When we have no energy to find the hope we need, and we’re not sure how we’ll make it through, we tend to ruminate on the why question and allow it to torment us. How do we get beyond it?

Pray. When what’s before you seems too much to handle, you can turn to God as Job did and ask for the wherewithal to do what’s necessary. He’s the only thing Andy and Linda have to hang onto. When you simply just don’t know what to do, you can ask the Holy Spirit to grant you wisdom and insight (James 1:5).

People. You must also surround yourself with a community of people who can help you through the tough times. We were not meant to walk through them alone, and often the biggest mistake we make in difficult life circumstances is refusing help or alienating ourselves from others.

Process. Though you may know in your heart that you can turn to Jesus at any time, many of us are trained to spring into action when something needs to be done. Consequently, we try to work our way out of tough times instead of leaning into them and learning what we can in the midst of the pain. It’s all about the process—suffering is about becoming more like Him.

You may never receive the answers to the why questions you have. God neither explained Job’s suffering nor helped him make sense of his loss. But what He did do was highlight the reality of His sovereignty and His unconditional love for us.

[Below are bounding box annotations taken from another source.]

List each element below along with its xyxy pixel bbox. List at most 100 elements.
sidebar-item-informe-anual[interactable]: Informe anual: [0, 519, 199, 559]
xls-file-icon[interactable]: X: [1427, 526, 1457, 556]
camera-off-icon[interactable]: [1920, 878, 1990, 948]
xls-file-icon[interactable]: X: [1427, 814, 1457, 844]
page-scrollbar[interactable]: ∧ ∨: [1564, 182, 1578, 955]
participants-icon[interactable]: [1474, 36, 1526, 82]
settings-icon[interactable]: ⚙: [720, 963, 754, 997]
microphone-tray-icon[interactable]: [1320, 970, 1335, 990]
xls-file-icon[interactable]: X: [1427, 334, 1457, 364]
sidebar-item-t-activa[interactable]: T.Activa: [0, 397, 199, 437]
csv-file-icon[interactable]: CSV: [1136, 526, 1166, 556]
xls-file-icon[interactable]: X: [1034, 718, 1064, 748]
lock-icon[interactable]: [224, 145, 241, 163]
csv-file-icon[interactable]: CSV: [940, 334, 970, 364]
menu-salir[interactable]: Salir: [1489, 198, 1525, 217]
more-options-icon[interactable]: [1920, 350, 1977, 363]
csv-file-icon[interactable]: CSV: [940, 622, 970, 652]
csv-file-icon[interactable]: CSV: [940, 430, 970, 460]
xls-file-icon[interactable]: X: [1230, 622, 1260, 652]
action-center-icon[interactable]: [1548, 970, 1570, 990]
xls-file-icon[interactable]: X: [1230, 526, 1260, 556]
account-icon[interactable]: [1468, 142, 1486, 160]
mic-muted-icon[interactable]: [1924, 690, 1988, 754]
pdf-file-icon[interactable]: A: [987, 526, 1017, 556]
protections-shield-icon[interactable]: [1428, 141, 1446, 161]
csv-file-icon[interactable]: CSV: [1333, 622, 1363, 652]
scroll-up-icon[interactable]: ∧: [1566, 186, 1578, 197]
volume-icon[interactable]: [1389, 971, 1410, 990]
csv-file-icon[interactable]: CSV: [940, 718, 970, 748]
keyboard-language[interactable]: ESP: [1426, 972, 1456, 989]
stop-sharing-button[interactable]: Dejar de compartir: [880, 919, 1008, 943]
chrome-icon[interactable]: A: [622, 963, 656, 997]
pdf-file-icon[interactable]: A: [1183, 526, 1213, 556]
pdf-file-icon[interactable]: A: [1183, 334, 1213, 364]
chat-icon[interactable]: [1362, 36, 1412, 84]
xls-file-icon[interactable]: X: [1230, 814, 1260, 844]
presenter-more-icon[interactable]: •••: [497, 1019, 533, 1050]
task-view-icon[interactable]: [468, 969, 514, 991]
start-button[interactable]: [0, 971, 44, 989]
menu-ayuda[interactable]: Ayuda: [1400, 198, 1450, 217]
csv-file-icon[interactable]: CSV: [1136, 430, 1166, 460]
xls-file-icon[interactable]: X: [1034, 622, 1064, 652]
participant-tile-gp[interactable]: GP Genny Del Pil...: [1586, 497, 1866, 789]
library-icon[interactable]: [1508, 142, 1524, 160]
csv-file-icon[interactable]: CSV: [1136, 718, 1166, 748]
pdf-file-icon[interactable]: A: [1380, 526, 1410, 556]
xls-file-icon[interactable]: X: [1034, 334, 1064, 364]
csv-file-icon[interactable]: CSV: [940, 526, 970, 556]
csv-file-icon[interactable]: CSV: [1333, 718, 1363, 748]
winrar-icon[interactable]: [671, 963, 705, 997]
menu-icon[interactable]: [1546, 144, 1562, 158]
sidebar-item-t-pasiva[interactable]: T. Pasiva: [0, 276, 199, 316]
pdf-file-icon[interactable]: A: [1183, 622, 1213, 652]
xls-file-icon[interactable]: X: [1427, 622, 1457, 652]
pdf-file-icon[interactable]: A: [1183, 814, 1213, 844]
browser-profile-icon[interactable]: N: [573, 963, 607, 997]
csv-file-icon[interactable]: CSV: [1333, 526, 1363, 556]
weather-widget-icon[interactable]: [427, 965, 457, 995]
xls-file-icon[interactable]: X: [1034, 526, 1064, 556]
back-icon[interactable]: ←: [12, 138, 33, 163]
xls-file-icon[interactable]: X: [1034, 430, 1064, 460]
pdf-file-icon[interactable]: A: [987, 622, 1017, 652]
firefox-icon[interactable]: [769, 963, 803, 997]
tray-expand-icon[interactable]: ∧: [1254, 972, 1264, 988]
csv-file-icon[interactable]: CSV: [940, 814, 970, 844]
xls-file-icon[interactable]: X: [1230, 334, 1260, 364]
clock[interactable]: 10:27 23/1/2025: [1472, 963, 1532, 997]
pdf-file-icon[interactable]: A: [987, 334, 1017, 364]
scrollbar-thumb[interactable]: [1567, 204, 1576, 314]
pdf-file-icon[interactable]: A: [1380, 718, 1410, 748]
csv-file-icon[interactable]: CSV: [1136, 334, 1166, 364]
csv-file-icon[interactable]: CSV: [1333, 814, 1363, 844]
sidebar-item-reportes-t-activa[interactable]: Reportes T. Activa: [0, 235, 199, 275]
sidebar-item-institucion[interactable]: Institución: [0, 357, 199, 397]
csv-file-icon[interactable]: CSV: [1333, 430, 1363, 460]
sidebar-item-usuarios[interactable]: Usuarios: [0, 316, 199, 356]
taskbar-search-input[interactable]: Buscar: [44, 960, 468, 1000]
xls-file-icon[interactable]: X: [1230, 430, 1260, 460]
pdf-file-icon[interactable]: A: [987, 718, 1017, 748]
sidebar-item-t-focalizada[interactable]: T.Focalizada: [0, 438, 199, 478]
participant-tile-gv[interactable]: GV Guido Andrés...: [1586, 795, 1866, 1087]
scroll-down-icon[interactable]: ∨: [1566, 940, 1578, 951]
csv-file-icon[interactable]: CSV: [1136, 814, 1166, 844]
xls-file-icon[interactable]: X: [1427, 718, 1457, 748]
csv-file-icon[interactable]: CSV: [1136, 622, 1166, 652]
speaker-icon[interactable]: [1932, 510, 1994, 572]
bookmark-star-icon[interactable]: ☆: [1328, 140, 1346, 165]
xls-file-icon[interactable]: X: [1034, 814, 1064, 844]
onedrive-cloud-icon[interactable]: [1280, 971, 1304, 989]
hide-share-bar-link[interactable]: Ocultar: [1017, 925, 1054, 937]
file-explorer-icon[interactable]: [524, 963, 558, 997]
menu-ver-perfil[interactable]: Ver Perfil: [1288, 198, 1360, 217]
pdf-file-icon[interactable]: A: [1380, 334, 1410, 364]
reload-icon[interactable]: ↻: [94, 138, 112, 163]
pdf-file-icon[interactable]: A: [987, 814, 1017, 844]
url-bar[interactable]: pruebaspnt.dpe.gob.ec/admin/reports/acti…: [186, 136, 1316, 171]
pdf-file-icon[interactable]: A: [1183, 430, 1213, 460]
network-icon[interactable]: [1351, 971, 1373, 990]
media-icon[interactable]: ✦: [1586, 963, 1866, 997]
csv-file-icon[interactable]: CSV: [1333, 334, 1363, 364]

Our love for Him in return cannot be based on how we think He is treating us. He expects us to trust Him and His goodness regardless of what happens to us in life. In the end, Job found peace, not in answers or in different circumstances, but in a deeper desire to live in the presence of God.

The why questions become means to an end. And even though the end may not bring the answers you’re looking for, once you reach it, you’re no longer as concerned about the why because something more beautiful and fulfilling has happened—you’ve experienced life in the presence of God.

May that be the desire of your heart.